1

I am trying to train the Naive Bayes Classifier with my training data sets which have been classified into positive and negative tweets manually.

I have found plenty of code that trains using the movie_reviews corpus or similar type dataset, but not one in which there are only 2 files, one negative, one positive.

Example code I found:

    import string
    from nltk.corpus import LazyCorpusLoader, 
    CategorizedPlaintextCorpusReader
    from nltk.corpus import stopwords
    my_movie_reviews = LazyCorpusLoader('my_movie_reviews', CategorizedPlaintextCorpusReader, r'(?!\.).*\.txt', 
    cat_pattern=r'(neg|pos)/.*', encoding='ascii')
    mr = my_movie_reviews
    stop = stopwords.words('english')
    documents = [([w for w in mr.words(i) if w.lower() not in stop and  
    w.lower() not in string.punctuation], i.split('/')[0]) for i in mr.fileids()]
    for i in documents: 
           print i

My problem is in the one-liner loop statement. I dont have to deal with fileid in my program, since I have only one file in each category. How can I edit that statement?
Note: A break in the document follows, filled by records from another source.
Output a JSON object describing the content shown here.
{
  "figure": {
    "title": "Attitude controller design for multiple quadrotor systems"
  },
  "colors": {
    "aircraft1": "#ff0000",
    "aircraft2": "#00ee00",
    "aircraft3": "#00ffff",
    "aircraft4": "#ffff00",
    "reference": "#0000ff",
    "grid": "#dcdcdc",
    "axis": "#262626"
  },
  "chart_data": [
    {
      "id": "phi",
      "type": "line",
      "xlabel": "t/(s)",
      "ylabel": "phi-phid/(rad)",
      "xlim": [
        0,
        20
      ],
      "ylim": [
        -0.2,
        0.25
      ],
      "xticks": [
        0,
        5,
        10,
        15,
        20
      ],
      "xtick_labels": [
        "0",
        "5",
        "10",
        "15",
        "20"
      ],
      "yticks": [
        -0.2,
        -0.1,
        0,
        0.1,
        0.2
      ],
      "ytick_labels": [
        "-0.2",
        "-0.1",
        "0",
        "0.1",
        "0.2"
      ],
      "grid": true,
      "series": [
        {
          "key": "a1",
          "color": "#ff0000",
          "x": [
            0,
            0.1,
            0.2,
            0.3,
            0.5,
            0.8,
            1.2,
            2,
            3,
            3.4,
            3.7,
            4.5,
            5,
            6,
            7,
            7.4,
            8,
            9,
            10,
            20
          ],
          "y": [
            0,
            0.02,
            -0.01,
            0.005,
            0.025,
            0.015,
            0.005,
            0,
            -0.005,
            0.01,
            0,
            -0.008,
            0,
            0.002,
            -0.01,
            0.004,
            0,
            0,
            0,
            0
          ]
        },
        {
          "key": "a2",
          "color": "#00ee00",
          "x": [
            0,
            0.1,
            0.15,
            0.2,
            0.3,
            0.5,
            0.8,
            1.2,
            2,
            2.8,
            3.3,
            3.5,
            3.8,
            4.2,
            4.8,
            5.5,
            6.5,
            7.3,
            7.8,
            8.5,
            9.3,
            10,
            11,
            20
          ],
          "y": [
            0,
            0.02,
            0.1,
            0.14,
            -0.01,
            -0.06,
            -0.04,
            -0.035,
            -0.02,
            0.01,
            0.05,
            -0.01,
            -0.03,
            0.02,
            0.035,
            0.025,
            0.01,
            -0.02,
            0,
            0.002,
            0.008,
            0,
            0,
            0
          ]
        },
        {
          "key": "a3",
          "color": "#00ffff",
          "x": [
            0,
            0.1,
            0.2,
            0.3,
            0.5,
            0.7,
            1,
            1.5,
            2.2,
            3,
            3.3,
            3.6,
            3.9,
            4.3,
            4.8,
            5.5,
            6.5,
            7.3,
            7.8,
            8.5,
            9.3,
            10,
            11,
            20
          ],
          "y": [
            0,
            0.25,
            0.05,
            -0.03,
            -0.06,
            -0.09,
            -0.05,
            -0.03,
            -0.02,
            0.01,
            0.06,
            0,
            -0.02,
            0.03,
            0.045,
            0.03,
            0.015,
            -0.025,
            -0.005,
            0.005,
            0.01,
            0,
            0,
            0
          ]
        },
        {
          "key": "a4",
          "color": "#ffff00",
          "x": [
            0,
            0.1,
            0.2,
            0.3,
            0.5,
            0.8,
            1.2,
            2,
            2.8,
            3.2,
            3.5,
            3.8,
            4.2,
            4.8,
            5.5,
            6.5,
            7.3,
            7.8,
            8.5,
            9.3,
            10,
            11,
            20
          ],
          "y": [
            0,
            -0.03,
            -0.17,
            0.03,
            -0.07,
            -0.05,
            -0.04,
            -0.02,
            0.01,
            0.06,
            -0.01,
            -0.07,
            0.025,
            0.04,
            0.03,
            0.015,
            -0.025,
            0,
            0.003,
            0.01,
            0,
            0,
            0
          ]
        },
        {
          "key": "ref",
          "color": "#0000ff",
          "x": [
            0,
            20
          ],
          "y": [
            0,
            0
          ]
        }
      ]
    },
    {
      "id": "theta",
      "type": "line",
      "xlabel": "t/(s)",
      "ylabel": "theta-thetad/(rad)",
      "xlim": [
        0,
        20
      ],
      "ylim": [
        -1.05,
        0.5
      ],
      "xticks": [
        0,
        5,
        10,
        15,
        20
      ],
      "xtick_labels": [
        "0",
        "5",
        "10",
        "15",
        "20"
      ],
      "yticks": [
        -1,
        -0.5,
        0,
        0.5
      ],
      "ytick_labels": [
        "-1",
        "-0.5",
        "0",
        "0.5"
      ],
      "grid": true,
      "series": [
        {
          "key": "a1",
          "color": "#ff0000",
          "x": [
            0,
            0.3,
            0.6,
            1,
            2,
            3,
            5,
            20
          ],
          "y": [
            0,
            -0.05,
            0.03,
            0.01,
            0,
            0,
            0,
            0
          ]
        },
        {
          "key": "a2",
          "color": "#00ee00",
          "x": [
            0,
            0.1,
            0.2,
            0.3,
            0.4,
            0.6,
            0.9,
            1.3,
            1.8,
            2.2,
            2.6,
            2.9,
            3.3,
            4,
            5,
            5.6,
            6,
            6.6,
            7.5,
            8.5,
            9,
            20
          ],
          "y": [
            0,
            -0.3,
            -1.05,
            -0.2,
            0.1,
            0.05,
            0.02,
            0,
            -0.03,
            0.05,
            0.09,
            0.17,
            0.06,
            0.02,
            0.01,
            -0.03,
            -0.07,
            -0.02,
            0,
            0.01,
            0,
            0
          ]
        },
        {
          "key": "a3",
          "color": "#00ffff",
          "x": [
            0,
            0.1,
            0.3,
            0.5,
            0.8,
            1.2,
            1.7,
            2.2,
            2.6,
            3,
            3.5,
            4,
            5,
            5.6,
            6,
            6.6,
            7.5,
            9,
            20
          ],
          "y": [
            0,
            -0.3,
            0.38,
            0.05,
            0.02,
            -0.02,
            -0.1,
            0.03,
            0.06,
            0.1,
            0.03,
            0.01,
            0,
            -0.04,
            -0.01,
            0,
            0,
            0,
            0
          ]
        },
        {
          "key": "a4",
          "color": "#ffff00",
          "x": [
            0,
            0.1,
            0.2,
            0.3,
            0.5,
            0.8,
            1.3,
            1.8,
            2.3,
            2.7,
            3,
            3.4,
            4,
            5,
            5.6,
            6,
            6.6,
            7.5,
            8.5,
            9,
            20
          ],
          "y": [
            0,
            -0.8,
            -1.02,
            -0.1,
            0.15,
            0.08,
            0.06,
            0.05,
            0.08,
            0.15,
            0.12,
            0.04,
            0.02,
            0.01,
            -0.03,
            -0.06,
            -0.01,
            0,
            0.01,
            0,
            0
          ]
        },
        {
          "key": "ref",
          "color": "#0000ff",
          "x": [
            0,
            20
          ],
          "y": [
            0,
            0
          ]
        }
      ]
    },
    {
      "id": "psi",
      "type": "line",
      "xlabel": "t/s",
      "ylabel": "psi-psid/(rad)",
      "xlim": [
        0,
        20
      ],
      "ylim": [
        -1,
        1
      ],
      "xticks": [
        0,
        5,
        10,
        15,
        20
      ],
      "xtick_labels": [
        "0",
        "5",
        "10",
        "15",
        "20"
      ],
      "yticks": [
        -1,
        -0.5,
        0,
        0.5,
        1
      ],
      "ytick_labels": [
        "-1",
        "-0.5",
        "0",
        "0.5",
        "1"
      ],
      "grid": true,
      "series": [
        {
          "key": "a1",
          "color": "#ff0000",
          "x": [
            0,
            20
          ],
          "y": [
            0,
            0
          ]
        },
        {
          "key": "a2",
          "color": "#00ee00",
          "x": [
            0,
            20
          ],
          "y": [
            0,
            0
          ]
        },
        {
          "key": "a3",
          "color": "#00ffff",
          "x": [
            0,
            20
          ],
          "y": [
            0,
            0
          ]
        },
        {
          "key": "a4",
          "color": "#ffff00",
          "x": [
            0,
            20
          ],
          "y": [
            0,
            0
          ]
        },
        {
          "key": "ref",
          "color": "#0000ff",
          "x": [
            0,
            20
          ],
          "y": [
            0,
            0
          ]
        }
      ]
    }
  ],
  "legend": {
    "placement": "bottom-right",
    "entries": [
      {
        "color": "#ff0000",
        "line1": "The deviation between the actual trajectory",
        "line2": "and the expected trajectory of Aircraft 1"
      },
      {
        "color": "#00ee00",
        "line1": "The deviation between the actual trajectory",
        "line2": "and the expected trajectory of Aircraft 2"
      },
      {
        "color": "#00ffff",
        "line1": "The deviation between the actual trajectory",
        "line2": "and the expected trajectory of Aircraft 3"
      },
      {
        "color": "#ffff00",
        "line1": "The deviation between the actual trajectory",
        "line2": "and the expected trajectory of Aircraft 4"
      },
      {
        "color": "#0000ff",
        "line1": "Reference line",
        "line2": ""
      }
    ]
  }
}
My corpus: nltk.data/corpora/my_corpus/negative/negative_tweets.txt - category 1 nltk.data/corpora/my_corpus/positive/positive_tweets.txt - category 2

  • I don't think you need to use the nltk corpus reader for this task. Simple read the files and create your labels – alvas Mar 31 '18 at 10:53
  • Also, take a look at https://stackoverflow.com/questions/29275614/using-my-own-corpus-instead-of-movie-reviews-corpus-for-classification-in-nltk – alvas Mar 31 '18 at 14:41

0 Answers0